Want to program your own commands to perform estimation, perform data management, or implement other new features? Stata is programmable, and thousands of Stata users have implemented and published thousands of community-contributed commands. These commands look and act just like official Stata commands and are easily installed for free over the Internet from within Stata. A unique feature of Stata's programming environment is Mata, a fast and compiled language with support for matrix types. Of course, it has all the advanced matrix operations you need. It also has access to the power of LAPACK. What's more, it has built-in solvers and optimizers to make implementing your own maximum likelihood, GMM, or other estimators easier. And you can leverage all of Stata's estimation and other features from within Mata. Many of Stata's official commands are themselves implemented in Mata.

 

Python integration

Interact Stata code with Python code. You can interchange data between Stata and Python and pass results from Python back to Stata.
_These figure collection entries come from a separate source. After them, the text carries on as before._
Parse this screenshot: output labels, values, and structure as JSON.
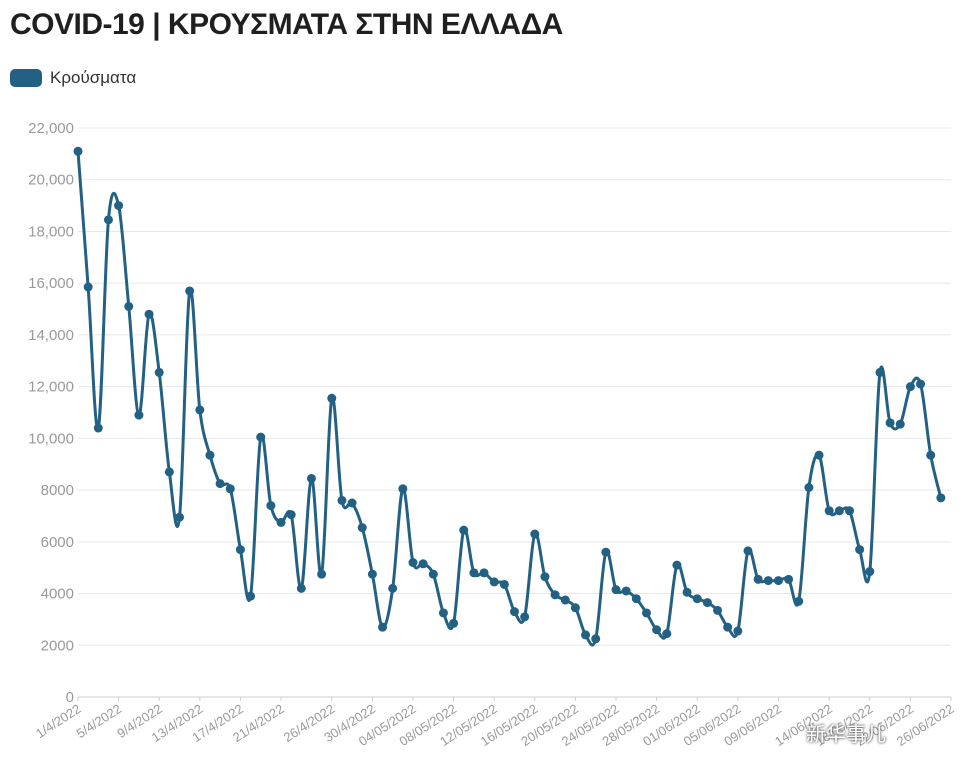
{
  "title": "COVID-19 | ΚΡΟΥΣΜΑΤΑ ΣΤΗΝ ΕΛΛΑΔΑ",
  "watermark_text": "新华事儿",
  "chart_data": {
    "type": "line",
    "title": "COVID-19 | ΚΡΟΥΣΜΑΤΑ ΣΤΗΝ ΕΛΛΑΔΑ",
    "xlabel": "",
    "ylabel": "",
    "ylim": [
      0,
      22000
    ],
    "yticks": [
      0,
      2000,
      4000,
      6000,
      8000,
      10000,
      12000,
      14000,
      16000,
      18000,
      20000,
      22000
    ],
    "ytick_labels": [
      "0",
      "2000",
      "4000",
      "6000",
      "8000",
      "10,000",
      "12,000",
      "14,000",
      "16,000",
      "18,000",
      "20,000",
      "22,000"
    ],
    "x_start": "2022-04-01",
    "x_end": "2022-06-26",
    "xticks": [
      {
        "date": "2022-04-01",
        "label": "1/4/2022"
      },
      {
        "date": "2022-04-05",
        "label": "5/4/2022"
      },
      {
        "date": "2022-04-09",
        "label": "9/4/2022"
      },
      {
        "date": "2022-04-13",
        "label": "13/4/2022"
      },
      {
        "date": "2022-04-17",
        "label": "17/4/2022"
      },
      {
        "date": "2022-04-21",
        "label": "21/4/2022"
      },
      {
        "date": "2022-04-26",
        "label": "26/4/2022"
      },
      {
        "date": "2022-04-30",
        "label": "30/4/2022"
      },
      {
        "date": "2022-05-04",
        "label": "04/05/2022"
      },
      {
        "date": "2022-05-08",
        "label": "08/05/2022"
      },
      {
        "date": "2022-05-12",
        "label": "12/05/2022"
      },
      {
        "date": "2022-05-16",
        "label": "16/05/2022"
      },
      {
        "date": "2022-05-20",
        "label": "20/05/2022"
      },
      {
        "date": "2022-05-24",
        "label": "24/05/2022"
      },
      {
        "date": "2022-05-28",
        "label": "28/05/2022"
      },
      {
        "date": "2022-06-01",
        "label": "01/06/2022"
      },
      {
        "date": "2022-06-05",
        "label": "05/06/2022"
      },
      {
        "date": "2022-06-09",
        "label": "09/06/2022"
      },
      {
        "date": "2022-06-14",
        "label": "14/06/2022"
      },
      {
        "date": "2022-06-18",
        "label": "18/06/2022"
      },
      {
        "date": "2022-06-22",
        "label": "22/06/2022"
      },
      {
        "date": "2022-06-26",
        "label": "26/06/2022"
      }
    ],
    "grid": true,
    "legend": "top-left",
    "series": [
      {
        "name": "Κρούσματα",
        "color": "#236184",
        "values": [
          21100,
          15850,
          10400,
          18450,
          19000,
          15100,
          10900,
          14800,
          12550,
          8700,
          6950,
          15700,
          11100,
          9350,
          8250,
          8050,
          5700,
          3900,
          10050,
          7400,
          6750,
          7050,
          4200,
          8450,
          4750,
          11550,
          7600,
          7500,
          6550,
          4750,
          2700,
          4200,
          8050,
          5200,
          5150,
          4750,
          3250,
          2850,
          6450,
          4800,
          4800,
          4450,
          4350,
          3300,
          3100,
          6300,
          4650,
          3950,
          3750,
          3450,
          2400,
          2250,
          5600,
          4150,
          4100,
          3800,
          3250,
          2600,
          2450,
          5100,
          4050,
          3800,
          3650,
          3350,
          2700,
          2550,
          5650,
          4550,
          4500,
          4500,
          4550,
          3700,
          8100,
          9350,
          7200,
          7200,
          7200,
          5700,
          4850,
          12550,
          10600,
          10550,
          12000,
          12100,
          9350,
          7700
        ]
      }
    ]
  }
}
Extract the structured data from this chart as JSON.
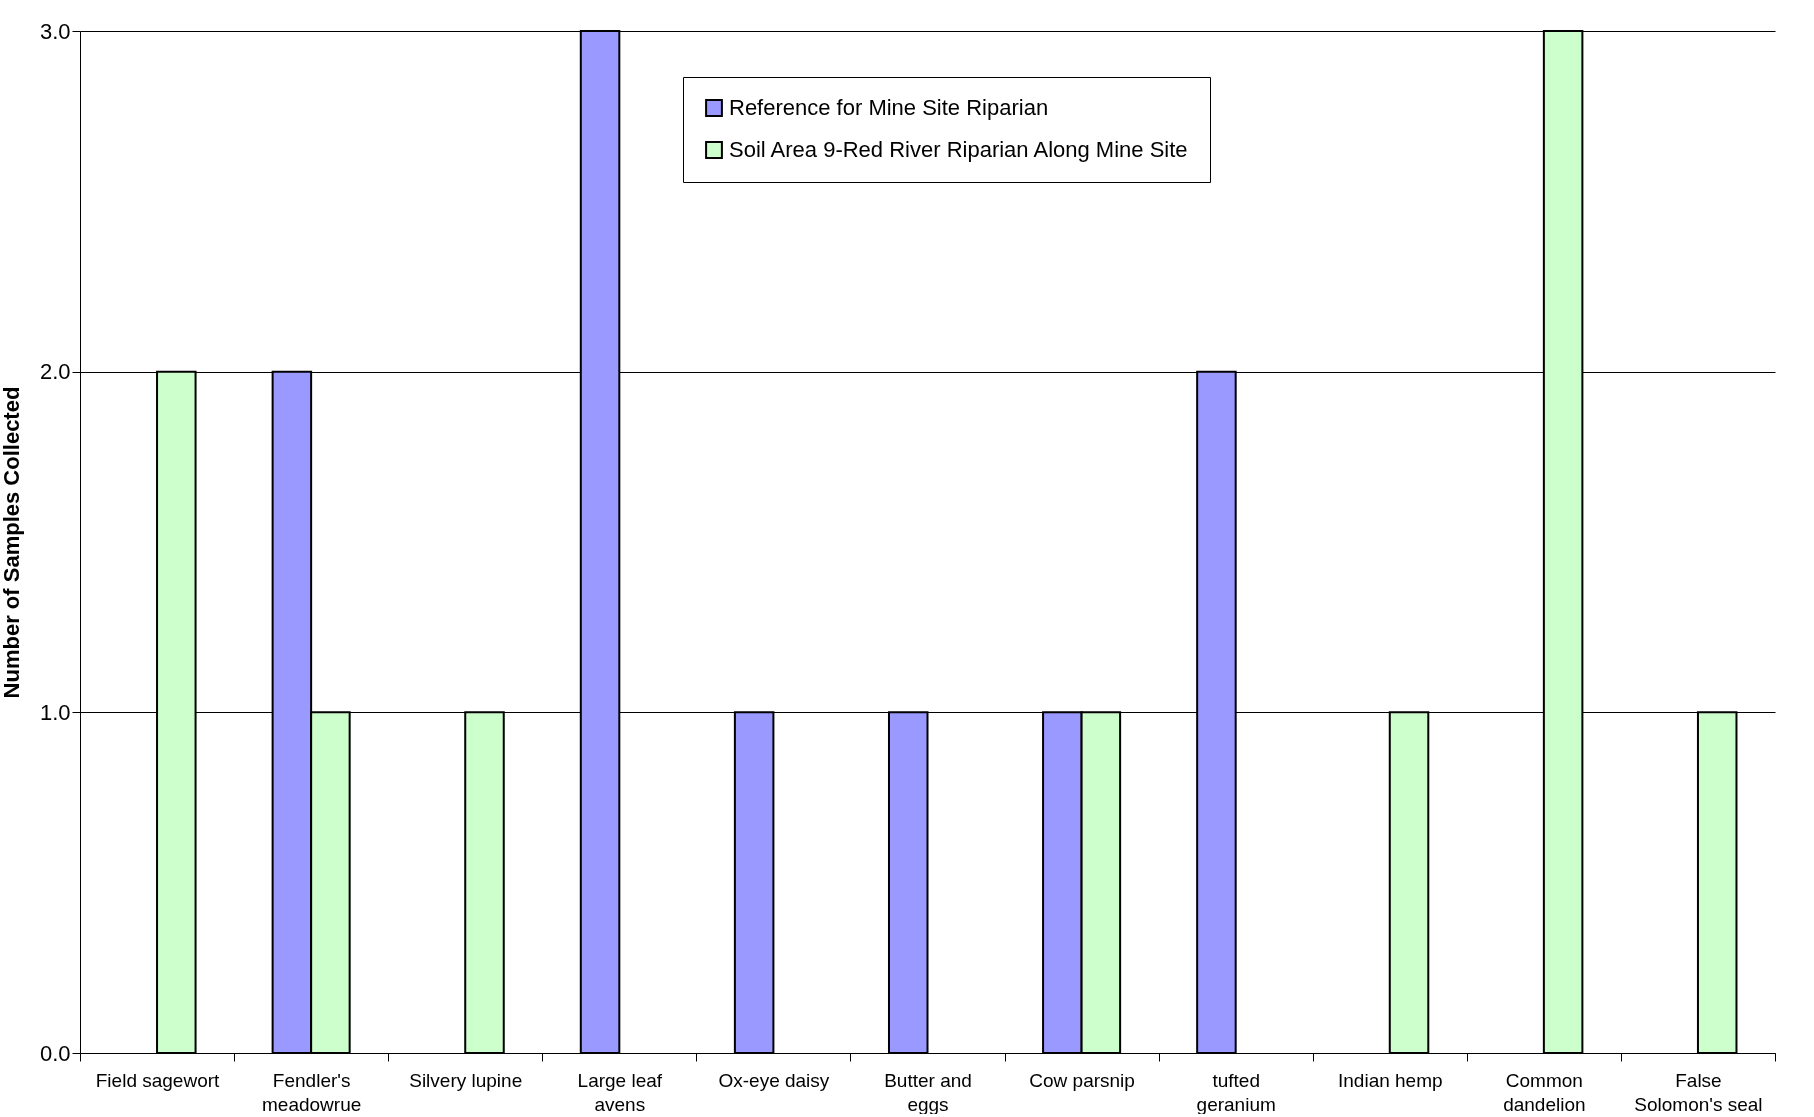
{
  "chart_data": {
    "type": "bar",
    "ylabel": "Number of Samples Collected",
    "categories": [
      "Field sagewort",
      "Fendler's meadowrue",
      "Silvery lupine",
      "Large leaf avens",
      "Ox-eye daisy",
      "Butter and eggs",
      "Cow parsnip",
      "tufted geranium",
      "Indian hemp",
      "Common dandelion",
      "False Solomon's seal"
    ],
    "series": [
      {
        "name": "Reference for Mine Site Riparian",
        "color": "#9999ff",
        "values": [
          null,
          2,
          null,
          3,
          1,
          1,
          1,
          2,
          null,
          null,
          null
        ]
      },
      {
        "name": "Soil Area 9-Red River Riparian Along Mine Site",
        "color": "#ccffcc",
        "values": [
          2,
          1,
          1,
          null,
          null,
          null,
          1,
          null,
          1,
          3,
          1
        ]
      }
    ],
    "ylim": [
      0,
      3
    ],
    "yticks": [
      {
        "value": 0,
        "label": "0.0"
      },
      {
        "value": 1,
        "label": "1.0"
      },
      {
        "value": 2,
        "label": "2.0"
      },
      {
        "value": 3,
        "label": "3.0"
      }
    ],
    "grid": "y",
    "legend": "top"
  }
}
You can call Python libraries such as NumPy, matplotlib, Scrapy, scikit-learn, and more from Stata.

 

Survey methods

Whether your data require a simple weighted adjustment because of differential sampling rates or you have data from a complex multistage survey, Stata's survey features can provide you with correct standard errors and confidence intervals for your inferences. Simply specify the relevant characteristics of your sampling design, such as sampling weights (including weights at multiple stages), clustering (at one, two, or more stages), stratification, and poststratification. After that, most of Stata's estimation commands can adjust their estimates to correct for your sampling design.

 

Automated reporting and dynamic document generation

Stata is designed for reproducible research, including the ability to create dynamic documents incorporating your analysis results. Create Word or PDF files, populate Excel worksheets with results and format them to your liking, and mix Markdown, HTML, Stata results, and Stata graphs, all from within Stata.